Is Public Health Information Trustworthy

FDA to publish enhanced medication information
U.S. FDA Robert M. Califf M.D.
Houston (Precision Vaccinations News)

A new analysis of 21 surveys published by Heath Affairs indicates changing attitudes about several topics, including trusting vaccine information.

Published on June 6, 2023, these opinion polls were conducted shortly before or during the recent pandemic (2015–23) that met quality standards set by the American Association of Public Opinion Research.

After the approval of new vaccines for adolescents ages 12–15 in 2021, only 40% of U.S. adults indicated high trust in public health agencies to provide accurate information about the safety of these vaccines.

Similarly, only a minority share of the public has expressed high trust in the Food and Drug Administration or the Centers for Disease Control and Prevention to provide reliable information about vaccines throughout the pandemic, with only 25% to 28% and 31% to 36% reporting "a great deal of trust," respectively.

However, these authors reported no evidence of spillover on this attitudinal dimension to routine immunizations for children.

More than half of the public (54%) trusts public health agencies to provide information about the safety of routine childhood vaccines.

This is much greater than trust in institutions to provide accurate information on the safety of COVID-19 vaccines for adolescents (54% versus 40%) and also greater than trust in institutions' COVID-19 vaccine information generally (54% versus between 25% and 36%).

Moreover, high trust in public health agencies to provide accurate information about routine childhood vaccine safety actually increased between 2019 and 2022, from 37% to 54%.

In parallel to rising public views of vaccine safety during this time, it may be that the introduction of the novel COVID-19 vaccine for adolescents and younger children made routine immunization seem relatively well supported by public health institutions over a more extended period of time, thus increasing trust in them on this topic.

To address some of these trust concerns. the U.S. Food and Drug Administration (FDA) recently announced an initiative to increase consumer understanding of medication information.

Robert M. Califf, M.D., MACC, Commissioner of the FDA, wrote on May 30, 2023, "Providing people with accurate and timely information to help them take their prescription medications safely and effectively is an important priority for the FDA."
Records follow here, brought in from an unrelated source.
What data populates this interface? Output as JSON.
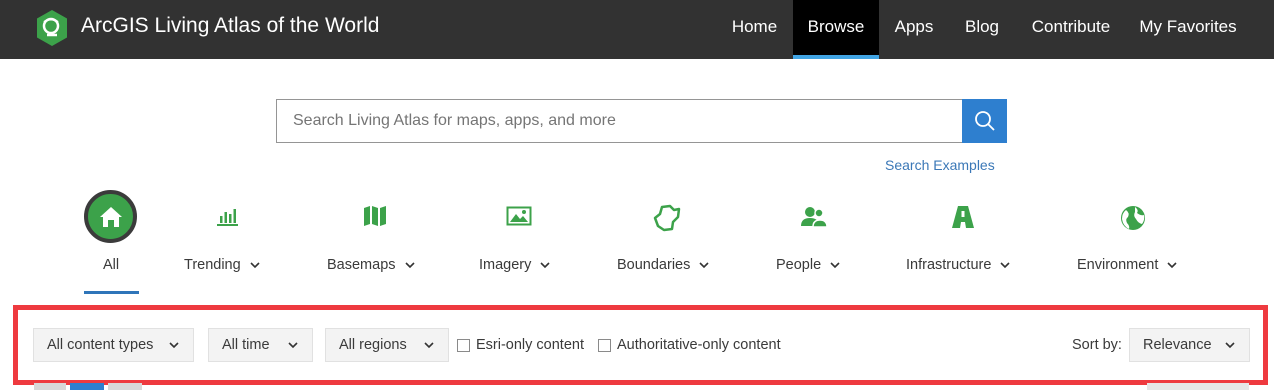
{
  "header": {
    "title": "ArcGIS Living Atlas of the World",
    "nav": [
      {
        "label": "Home",
        "active": false
      },
      {
        "label": "Browse",
        "active": true
      },
      {
        "label": "Apps",
        "active": false
      },
      {
        "label": "Blog",
        "active": false
      },
      {
        "label": "Contribute",
        "active": false
      },
      {
        "label": "My Favorites",
        "active": false
      }
    ],
    "colors": {
      "bar": "#323232",
      "active_tab": "#000000",
      "active_underline": "#41a5e4",
      "logo": "#3ca24a"
    }
  },
  "search": {
    "placeholder": "Search Living Atlas for maps, apps, and more",
    "examples_link": "Search Examples",
    "button_icon": "search-icon"
  },
  "categories": [
    {
      "label": "All",
      "icon": "home-icon",
      "selected": true
    },
    {
      "label": "Trending",
      "icon": "bar-chart-icon"
    },
    {
      "label": "Basemaps",
      "icon": "map-icon"
    },
    {
      "label": "Imagery",
      "icon": "image-icon"
    },
    {
      "label": "Boundaries",
      "icon": "boundary-icon"
    },
    {
      "label": "People",
      "icon": "people-icon"
    },
    {
      "label": "Infrastructure",
      "icon": "road-icon"
    },
    {
      "label": "Environment",
      "icon": "globe-icon"
    }
  ],
  "filters": {
    "content_types": "All content types",
    "time": "All time",
    "regions": "All regions",
    "esri_only": {
      "label": "Esri-only content",
      "checked": false
    },
    "authoritative_only": {
      "label": "Authoritative-only content",
      "checked": false
    },
    "sort_label": "Sort by:",
    "sort_value": "Relevance",
    "highlight_color": "#ee3a3f"
  }
}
"Evidence suggests that more easy-to-read information can help patients reduce preventable adverse drug reactions and improve health outcomes. 

"Research suggests that medication nonadherence can contribute to nearly 25% of hospital admissions, 50% of treatment failures, and approximately 125,000 deaths in our country each year."
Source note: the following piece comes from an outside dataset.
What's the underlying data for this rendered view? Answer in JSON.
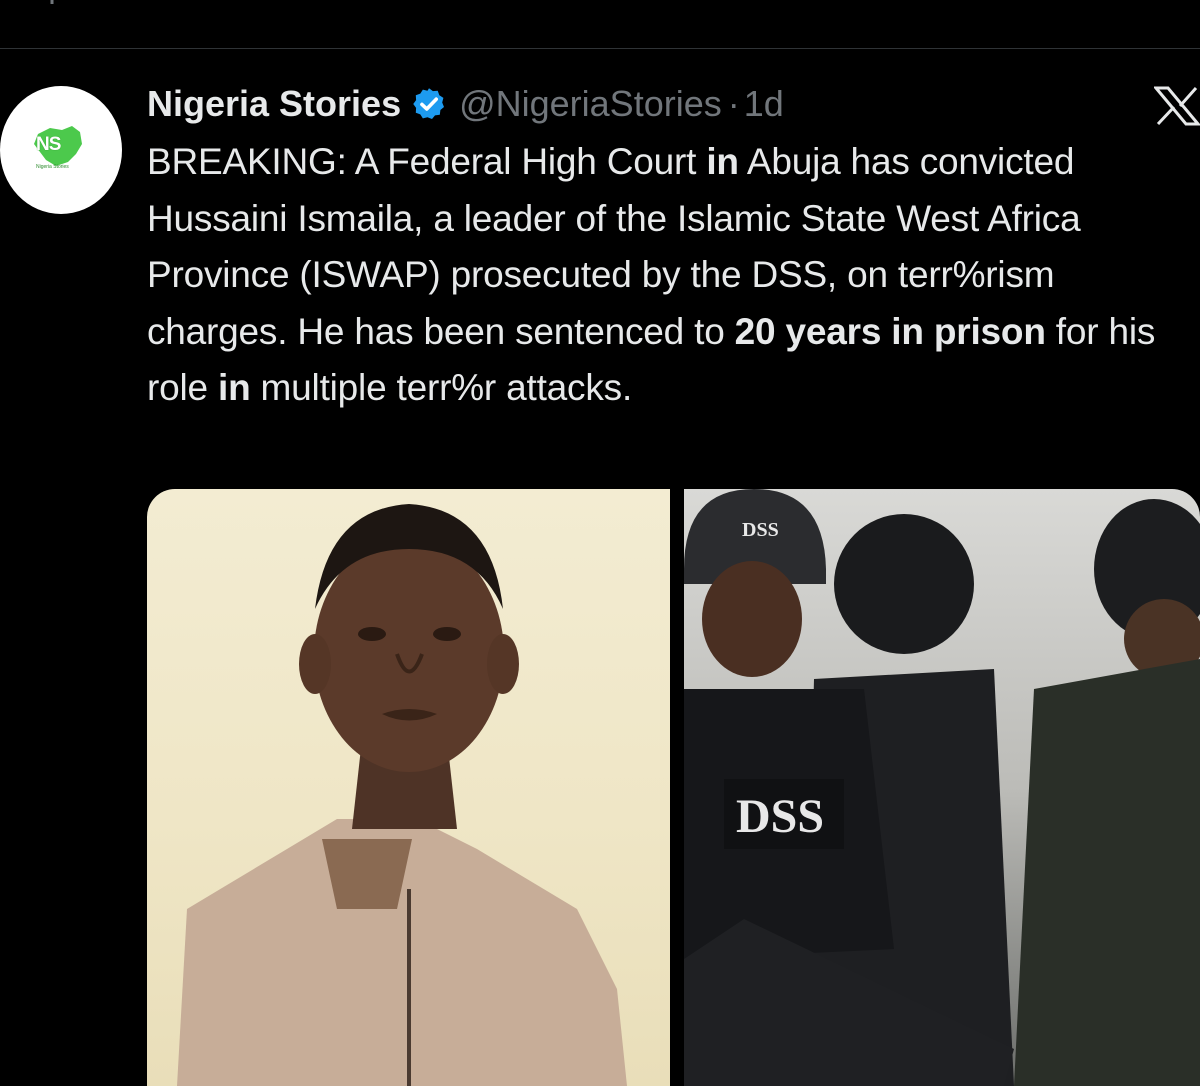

"While medication nonadherence is complex, inconsistency with the existing types of written information for prescription drugs and certain biological products can negatively impact public health, and we are eager to fix it."

"To address this problem, we (FDA) are proposing to require a new type of Medication Guide called Patient Medication Information for prescription drugs and certain biological products."

"Patient Medication Information would provide patients with clear, concise, accessible, and useful written information for prescription drugs and certain biological products and would be delivered in a consistent and easy-to-understand format to help patients use their prescription drugs and certain biological products safely and effectively," wrote Dr. Califf.

A previous study concluded among health professionals, it is known that pharmacists have a trusted relationship with patients.

Although the digital world provides much information to the public, many people still refer to and trust pharmacists more than ever because they are the most accessible, reliable, and frequently visited healthcare providers.

Like other health professions, pharmacy has undergone considerable changes due to scientific and technological advances. 

Studies show that the trusted relationship between pharmacist and patient is paramount.